2009年02月23日

我が子を介錯した剣豪 黒河内伝五郎

黒河内伝五郎は享和三年、会津藩御側医師・羽入義英の次男として生まれた。黒河内治助兼博の神夢想無楽流の居合術を師事してその養子となり、黒河内伝五郎兼規と名乗った。伝五郎は幕末最強の剣客といわれる所以は居合術のみではあらず、神夢想一刀流、稲上心妙流柔術、静流と穴沢流の薙刀術、宝蔵院流高田派の槍術、白井流手棒術、手裏剣術、鎖鎌術、針吹術、馬術、弓術、吹矢術とすべての武芸百般に通じる異能の人だったという。会津剣道誌によれば「右手に箸を捧げ持ち、指を離した瞬間に居合によって箸を両断。小銭を柱にかけて一丈八尺(5.4メートル)の距離から手裏剣を打てば、悉くその方孔に命中させ誤ることがない。また、一丈(3メートル)離れて障子に向かい、一寸(3センチメートル)の針数十本を口に含んで針吹を試みれば、針は一本の銀の糸のように途絶えることなく吹き出されて障子の唯一点を穿った。」と記載されている。武芸の傍ら沢田名垂の高弟として和歌にも通じていた。伝五郎は黒河内家を継いで会津藩指南役となり十一石二人扶持を給わった。天保年間に槍の師・志賀小太郎が長州藩に招聘られるや、他の高弟とともに随行し長州藩子弟に槍術を指南したという。また、嘉永五年に吉田松陰が会津藩を訪れた際には伝五郎が日新館を案内した。晩年に眼病を患い失明、したが力量はいささかも落ちることがなかった。伝五郎には二人の子供がいたが、戊辰戦争の際に次男・百次郎は佐川官兵衛隊甲士として北越で奮戦していたが重傷を負い若松城下の自宅に戻っていた。しかし、官軍が若松城下に迫った事を知ると盲目の伝五郎は藩の足手まといになるのを厭い百次郎を介錯した後、自らの命を絶った。享年六十五歳・・・長男・百太郎も二番砲隊として奮戦中に被弾し翌日に戦死した。幕末最強の剣豪といわれた黒河内伝五郎のその剣技が発揮されたのは我が子の介錯の時だけだった。

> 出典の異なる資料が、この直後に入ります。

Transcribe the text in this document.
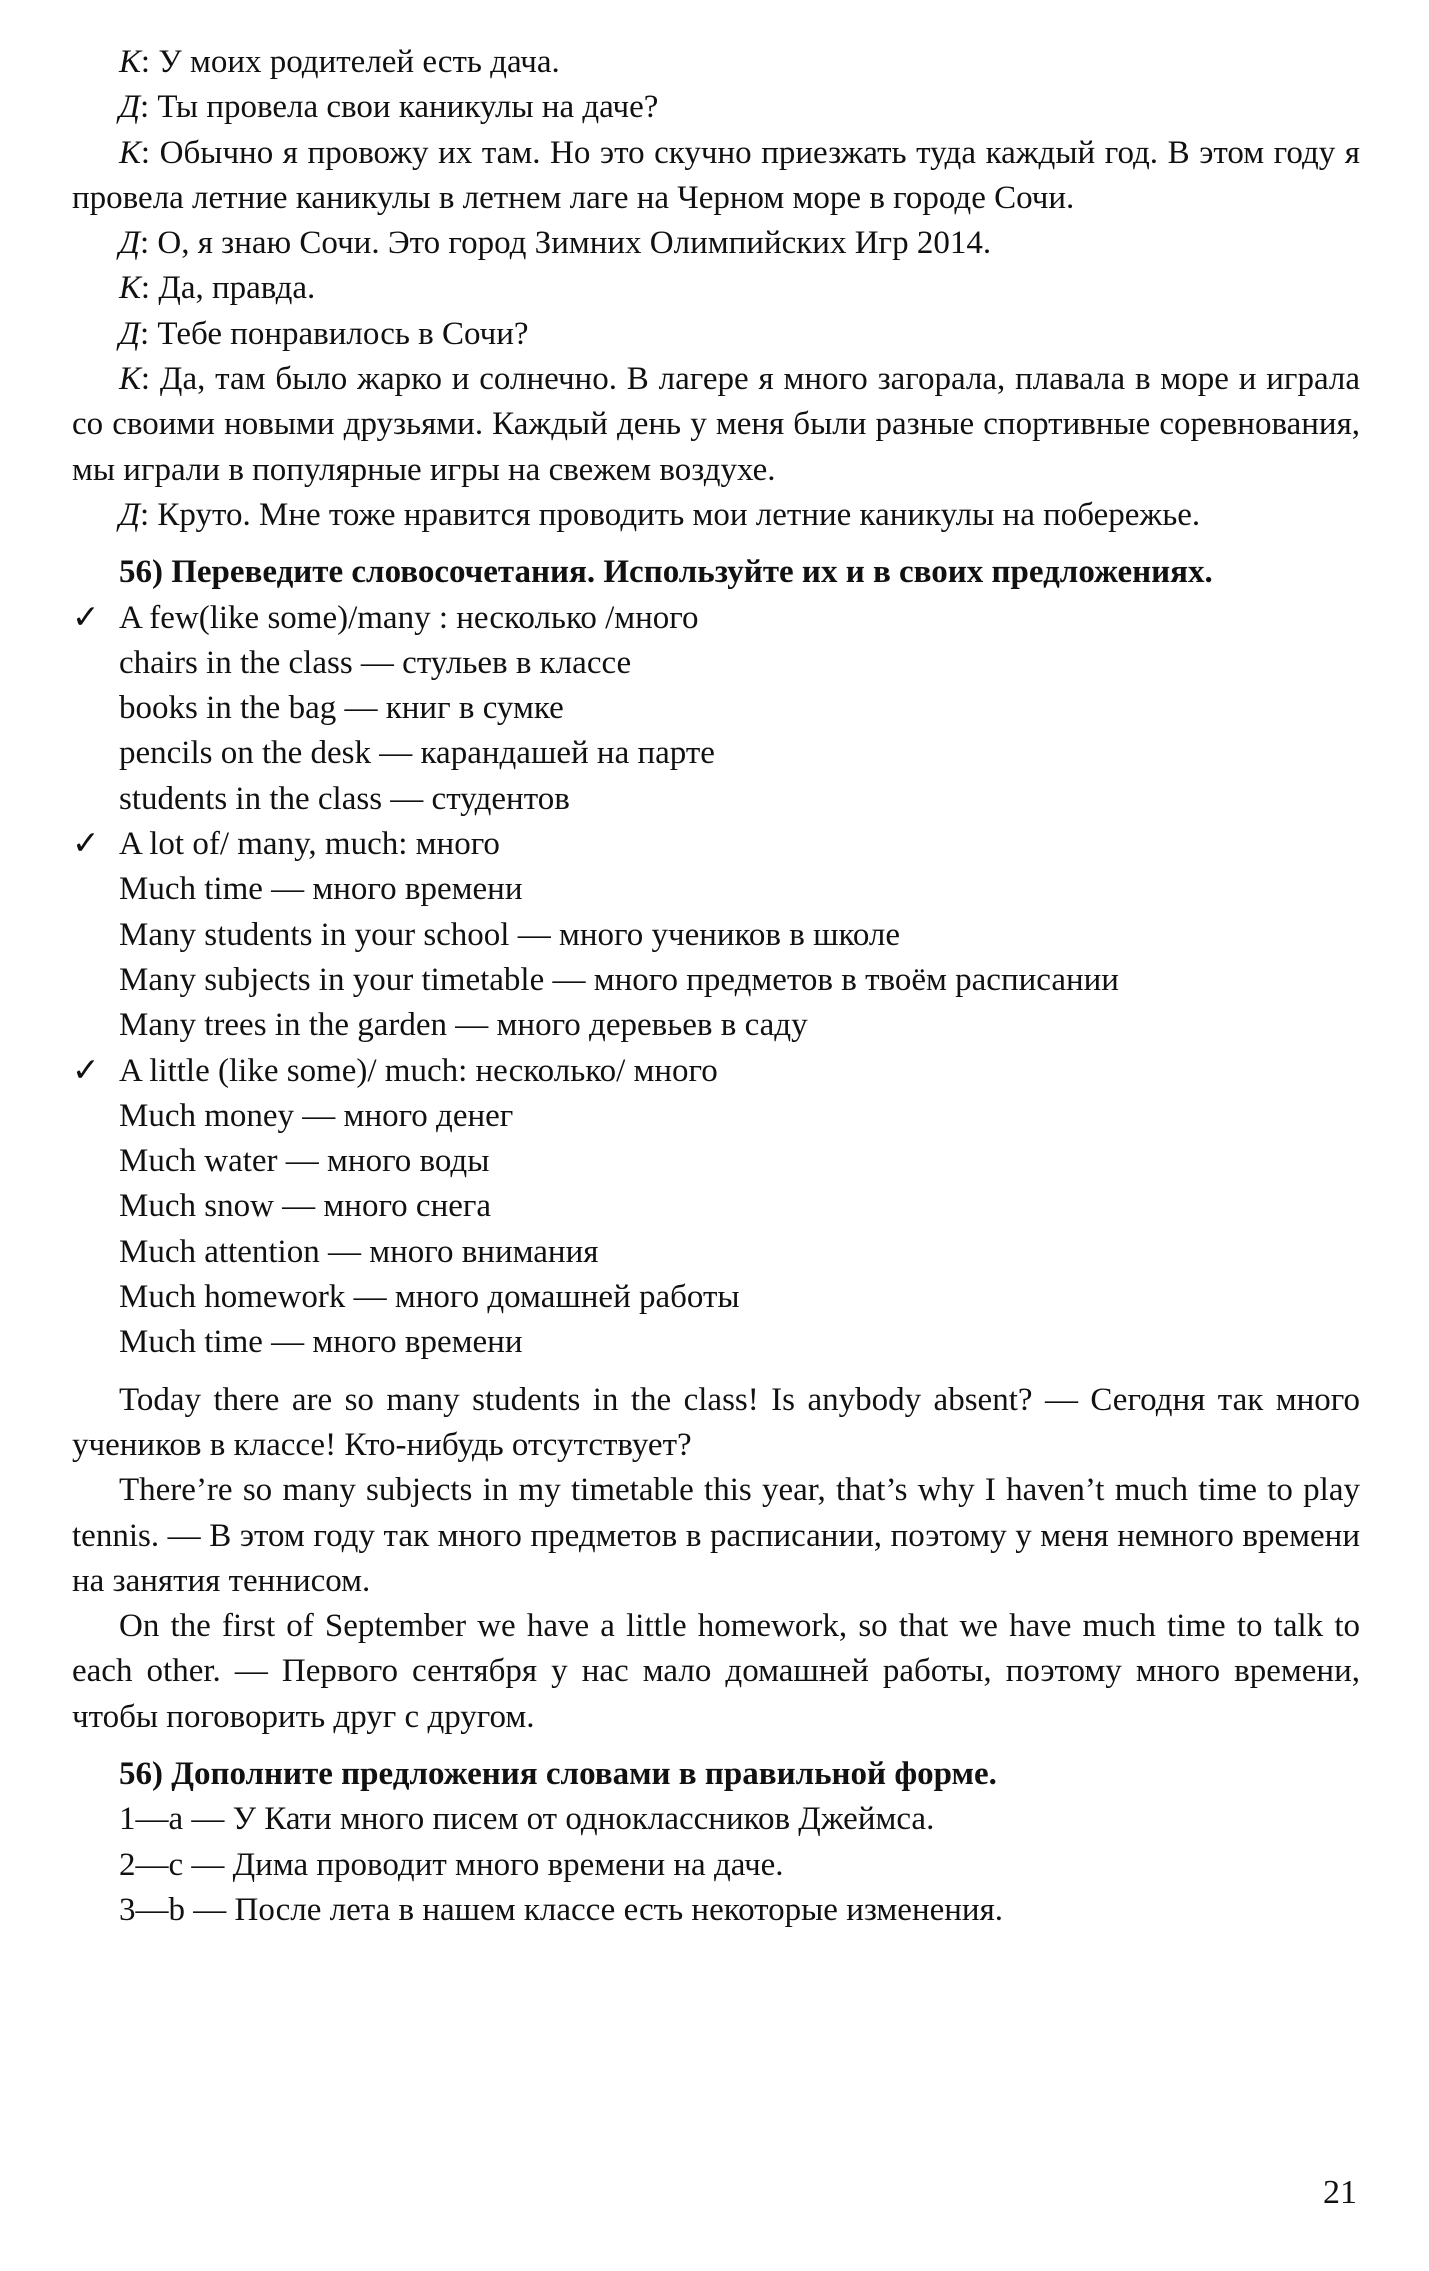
К: У моих родителей есть дача.

Д: Ты провела свои каникулы на даче?

К: Обычно я провожу их там. Но это скучно приезжать туда каждый год. В этом году я провела летние каникулы в летнем лаге на Черном море в городе Сочи.

Д: О, я знаю Сочи. Это город Зимних Олимпийских Игр 2014.

К: Да, правда.

Д: Тебе понравилось в Сочи?

К: Да, там было жарко и солнечно. В лагере я много загорала, плавала в море и играла со своими новыми друзьями. Каждый день у меня были разные спортивные соревнования, мы играли в популярные игры на свежем воздухе.

Д: Круто. Мне тоже нравится проводить мои летние каникулы на побережье.

56) Переведите словосочетания. Используйте их и в своих предложениях.

✓ A few(like some)/many : несколько /много
chairs in the class — стульев в классе
books in the bag — книг в сумке
pencils on the desk — карандашей на парте
students in the class — студентов
✓ A lot of/ many, much: много
Much time — много времени
Many students in your school — много учеников в школе
Many subjects in your timetable — много предметов в твоём расписании
Many trees in the garden — много деревьев в саду
✓ A little (like some)/ much: несколько/ много
Much money — много денег
Much water — много воды
Much snow — много снега
Much attention — много внимания
Much homework — много домашней работы
Much time — много времени

Today there are so many students in the class! Is anybody absent? — Сегодня так много учеников в классе! Кто-нибудь отсутствует?

There’re so many subjects in my timetable this year, that’s why I haven’t much time to play tennis. — В этом году так много предметов в расписании, поэтому у меня немного времени на занятия теннисом.

On the first of September we have a little homework, so that we have much time to talk to each other. — Первого сентября у нас мало домашней работы, поэтому много времени, чтобы поговорить друг с другом.

56) Дополните предложения словами в правильной форме.

1—a — У Кати много писем от одноклассников Джеймса.

2—c — Дима проводит много времени на даче.

3—b — После лета в нашем классе есть некоторые изменения.

21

posted by こん at 15:02| Comment(3) | TrackBack(0) | 会津藩 | このブログの読者になる | 更新情報をチェックする
この記事へのコメント
「合気の発見」の著者です。黒河内伝五郎の子孫は福島県内に在住されておりますが、当時自宅火災になって証拠は何もありません。
 大東流武田惣角の母方祖父というのは、創作されたもので真実ではありません。
 柔術を武田惣角に教えた人物を調査した結果、塩川町に道場を開いた渋川流長尾清a、黒河内伝五郎の内弟子で心妙流前田耕作の可能性があります。
 長尾と惣角の義兄佐藤忠孝は親しい関係があり、長尾道場の演武があれば、前田は招待される地元の有力者でした。
 武田惣角の独特の柔術を考えると、黒河内の秘術を見ていた前田から指導されたと見ています。
 黒河内の秘術が大東流合気柔術に生かされたとしても、不思議ではありません。ちなみに、合気の理論を教えたのは家老の西郷頼母ではなく、塩川町の易者であることも判明しております。武田惣角の生家は農家でした。だから、会津では教えなかった。
Posted by 池月映 at 2010年11月28日 11:00
その後の調査で、武田惣角に武芸十八般を教えたのは、戊辰戦争後、隣りに越してきた藩士(御供番・百石)の佐藤金右衛門です。
 御供番は武芸に秀でた者が選ばれ60名いました。参勤交代、藩主外行の護衛が任務、あらゆる攻撃から守るには武芸十八般が必須科目、御式内という護身術(捕縛術)も教えたことになります。佐藤家の妻は黒河内家で、黒河内伝五郎の親戚になり、孫娘コンが惣角の妻になりました。やっと、真実が判明しました。
Posted by 池月映 at 2013年01月22日 21:11
黒河内伝五郎には三人の子どもがいました。三男伸三郎は西南戦争に参戦し、伝五郎の孫忠孝の子孫もいました。